HOUSTON, (Reuters) – Venezuela’s state-run oil company PDVSA is considering importing Algerian light crude to be used as a diluent for its own extra heavy oil, according to an internal company document seen by Reuters yesterday, and the move could mark the first ever crude import by the OPEC member.
Though Venezuela has the world’s largest crude reserves, PDVSA has been buying an increasing volume of refined products such as heavy naphtha in recent years to mix with its crude output from the vast Orinoco belt – its largest producing region.
That is done to make the extra heavy crude exportable as extraction of domestic medium and light crudes, which had been used as diluents, declines.

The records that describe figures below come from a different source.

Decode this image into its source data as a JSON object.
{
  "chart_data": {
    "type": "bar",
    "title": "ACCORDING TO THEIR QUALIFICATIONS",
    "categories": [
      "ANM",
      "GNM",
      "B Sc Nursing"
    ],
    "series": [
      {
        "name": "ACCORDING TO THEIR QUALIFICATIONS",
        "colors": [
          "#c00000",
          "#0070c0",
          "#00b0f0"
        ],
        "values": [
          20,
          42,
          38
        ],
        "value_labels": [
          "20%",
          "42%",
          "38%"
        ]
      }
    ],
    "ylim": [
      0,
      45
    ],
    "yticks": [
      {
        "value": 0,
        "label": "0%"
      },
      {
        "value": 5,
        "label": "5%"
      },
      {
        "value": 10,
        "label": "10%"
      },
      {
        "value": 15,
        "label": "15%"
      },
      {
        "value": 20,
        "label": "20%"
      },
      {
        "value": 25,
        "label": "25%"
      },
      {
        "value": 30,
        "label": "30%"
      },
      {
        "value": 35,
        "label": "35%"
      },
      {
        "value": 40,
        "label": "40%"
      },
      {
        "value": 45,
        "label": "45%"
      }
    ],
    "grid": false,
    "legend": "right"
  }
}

Naphtha is being imported at high prices paid on the open market and has hurt the cashflow of PDVSA, which is the main source of revenue for the government of President Nicolas Maduro. Crude imports would be less expensive through a supply contract.
“The (PDVSA) commerce department evaluates a strategy of importing Saharan Blend from Algeria,” the document says.
The state-run company did not answer requests for comments on possible crude purchases from Algeria.
Venezuela’s Petroleum minister, Rafael Ramirez, said earlier this year that PDVSA could import crude as a “last resort” to find diluents for its heavy crudes. But he did not elaborate on the controversial issue.
The South American country has been an oil exporter for almost a century. Last year it sold 2.43 million barrels per day (bpd) of crude and products to foreign clients, according to public PDVSA figures.
The document said PDVSA could use its tankers in its own fleet, including two very large crude carrier (VLCC) tankers that recently entered service, to bring the crude over.
PDVSA has been expanding its tanker fleet to cover longer routes to destinations such as China and India as part of a wider strategy to reduce freight costs.
In July, PDVSA launched a tender to buy at least four 500,000 barrel cargoes of heavy naphtha for September-December and, according to traders, Petrochina and trading firms Delaney and Noble Group were awarded with the offer.